Den anwesenden Jugendlichen sind die Sprache Luthers, die religiöse Sprache und die Liturgie mehrheitlich nicht mehr geläufig.

Wir haben deshalb keinen Gottesdienst, sondern eine Andacht gehalten.

In den Vorgesprächen kamen wir deshalb überein, alles entsprechende Vokabular zu vermeiden oder sorgfältig /vorsichtig einzubetten.

Nach dem Vorjahresgottesdienst hatten sich einzelne Schüler das Thema: Gewalt für dieses Jahr gewünscht. Eine Gruppe (22 Schüler) hat einige Texte im Unterricht in ihre Sprache übertragen. Einzelne Schüler und die anderen Beteiligte (Schule und Kirche) erarbeiteten die Andachtsbausteine. Die Planungszeit betrug 3 – 4 Wochen, Die Andacht dauerte 30 Minuten.
 


Abfolge:

Begrüßung (Pastor als Hausherr) kurz mit Hinweis auf Glocken und Hören.

Glocken (2 – 3 Min.)

Lesung (Schülerin)

Ich lese aus Psalm 52

3. Was prahlst du mit deiner Anmache, du alter Spinner
und quatschst auf deinen Nachbarn ein,
Die Möglichkeiten Gottes erreichst du nie.

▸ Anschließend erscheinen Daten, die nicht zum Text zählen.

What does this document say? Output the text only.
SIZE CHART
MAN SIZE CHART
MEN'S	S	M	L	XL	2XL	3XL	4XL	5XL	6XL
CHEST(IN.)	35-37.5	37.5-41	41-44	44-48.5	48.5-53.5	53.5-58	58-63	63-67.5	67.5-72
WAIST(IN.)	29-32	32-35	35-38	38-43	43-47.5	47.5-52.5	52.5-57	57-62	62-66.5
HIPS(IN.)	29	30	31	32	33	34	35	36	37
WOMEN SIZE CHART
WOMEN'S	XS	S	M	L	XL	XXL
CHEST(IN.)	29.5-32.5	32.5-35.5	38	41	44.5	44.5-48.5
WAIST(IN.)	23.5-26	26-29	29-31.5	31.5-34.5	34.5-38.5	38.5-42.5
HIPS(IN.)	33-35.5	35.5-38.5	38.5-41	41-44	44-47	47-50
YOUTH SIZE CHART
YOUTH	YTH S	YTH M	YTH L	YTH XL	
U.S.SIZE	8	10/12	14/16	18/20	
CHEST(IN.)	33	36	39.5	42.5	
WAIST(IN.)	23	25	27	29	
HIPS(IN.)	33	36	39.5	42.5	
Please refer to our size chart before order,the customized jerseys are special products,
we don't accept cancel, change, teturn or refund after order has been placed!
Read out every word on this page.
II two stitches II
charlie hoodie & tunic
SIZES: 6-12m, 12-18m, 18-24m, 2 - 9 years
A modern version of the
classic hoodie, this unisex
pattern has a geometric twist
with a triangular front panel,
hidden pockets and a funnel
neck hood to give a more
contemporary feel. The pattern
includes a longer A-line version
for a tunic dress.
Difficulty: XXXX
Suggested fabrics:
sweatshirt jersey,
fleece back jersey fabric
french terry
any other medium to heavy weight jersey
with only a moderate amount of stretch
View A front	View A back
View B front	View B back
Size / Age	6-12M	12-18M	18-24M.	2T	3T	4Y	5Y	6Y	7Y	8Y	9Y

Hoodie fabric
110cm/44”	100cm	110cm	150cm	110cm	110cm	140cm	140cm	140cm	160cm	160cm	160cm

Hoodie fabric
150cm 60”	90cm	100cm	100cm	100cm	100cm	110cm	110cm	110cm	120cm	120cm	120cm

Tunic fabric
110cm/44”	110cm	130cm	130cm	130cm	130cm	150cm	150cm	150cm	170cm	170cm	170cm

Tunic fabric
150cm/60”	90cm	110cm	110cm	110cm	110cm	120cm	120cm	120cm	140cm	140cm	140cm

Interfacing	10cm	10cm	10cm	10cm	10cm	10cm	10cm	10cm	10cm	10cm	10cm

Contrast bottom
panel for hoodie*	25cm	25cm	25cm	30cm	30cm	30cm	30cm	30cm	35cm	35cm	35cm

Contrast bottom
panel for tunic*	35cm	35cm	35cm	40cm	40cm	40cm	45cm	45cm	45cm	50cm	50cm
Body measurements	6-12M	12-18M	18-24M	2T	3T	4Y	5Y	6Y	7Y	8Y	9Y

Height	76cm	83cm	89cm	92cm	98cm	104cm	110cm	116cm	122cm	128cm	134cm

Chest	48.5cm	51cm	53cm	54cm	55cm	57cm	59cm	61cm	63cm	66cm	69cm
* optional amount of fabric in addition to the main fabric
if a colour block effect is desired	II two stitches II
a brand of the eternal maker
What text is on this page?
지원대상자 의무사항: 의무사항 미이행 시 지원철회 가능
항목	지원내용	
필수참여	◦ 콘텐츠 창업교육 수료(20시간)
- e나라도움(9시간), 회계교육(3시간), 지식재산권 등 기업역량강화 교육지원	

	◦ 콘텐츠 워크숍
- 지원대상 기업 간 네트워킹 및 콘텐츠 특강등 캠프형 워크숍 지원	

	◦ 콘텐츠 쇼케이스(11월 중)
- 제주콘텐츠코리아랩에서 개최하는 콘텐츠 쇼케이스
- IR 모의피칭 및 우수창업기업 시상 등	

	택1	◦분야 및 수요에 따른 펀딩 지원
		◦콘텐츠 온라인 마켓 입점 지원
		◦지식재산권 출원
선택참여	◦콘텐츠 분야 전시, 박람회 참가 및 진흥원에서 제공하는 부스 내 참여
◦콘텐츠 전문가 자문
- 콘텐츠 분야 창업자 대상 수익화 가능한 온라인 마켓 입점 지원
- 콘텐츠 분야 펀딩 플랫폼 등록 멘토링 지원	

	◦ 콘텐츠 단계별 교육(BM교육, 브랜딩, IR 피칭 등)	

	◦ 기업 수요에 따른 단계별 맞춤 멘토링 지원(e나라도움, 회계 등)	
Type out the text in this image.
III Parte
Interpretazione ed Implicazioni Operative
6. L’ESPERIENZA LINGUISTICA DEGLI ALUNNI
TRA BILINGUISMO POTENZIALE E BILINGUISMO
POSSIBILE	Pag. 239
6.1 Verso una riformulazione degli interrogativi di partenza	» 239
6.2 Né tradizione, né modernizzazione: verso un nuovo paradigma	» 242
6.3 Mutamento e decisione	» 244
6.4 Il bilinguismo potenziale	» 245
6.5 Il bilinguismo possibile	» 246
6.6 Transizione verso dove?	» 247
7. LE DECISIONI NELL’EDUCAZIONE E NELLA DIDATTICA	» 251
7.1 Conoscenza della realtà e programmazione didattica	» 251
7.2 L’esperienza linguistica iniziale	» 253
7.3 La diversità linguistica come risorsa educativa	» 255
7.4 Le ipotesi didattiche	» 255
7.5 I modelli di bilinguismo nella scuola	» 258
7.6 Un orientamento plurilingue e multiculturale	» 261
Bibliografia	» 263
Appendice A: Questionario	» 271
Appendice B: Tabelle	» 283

4. Deine Zunge benutzt du wie ein Schutzgelderpresser,
du Abzocker.

5. Du liebst das, was runterzieht mehr als das, was gut tut
und laberst lieber als über Zutreffendes zu reden.

6. Du ziehst dich hoch an Sachen, die anderen schaden ;
du lästerst, du tratschst.

7. Irgendwann wirst du es nicht mehr packen,
du wirst dich kaputt machen, und mega-out sein.


Zeitungsüberschriften mit Trommeln unterlegt (Diakonin und Pastor an Pauke)

Madrid,

Autobombe explodiert vor Kaufhaus.

Ramala,

 Im Nahen Osten herrscht weiter Krieg.

Antwerpen,

Junge Frau auf Friedhof vergewaltigt.

Flensburg,

Lehrer schlägt Schüler.

Berlin,

Schülerin erpresst Mitschüler.

Essen,

Mit Gewehr, Parkplatz erobert.

Herford,

Geiselnahme unblutig beendet.

Braunschweig,

Jugendliche schikanieren Behinderten.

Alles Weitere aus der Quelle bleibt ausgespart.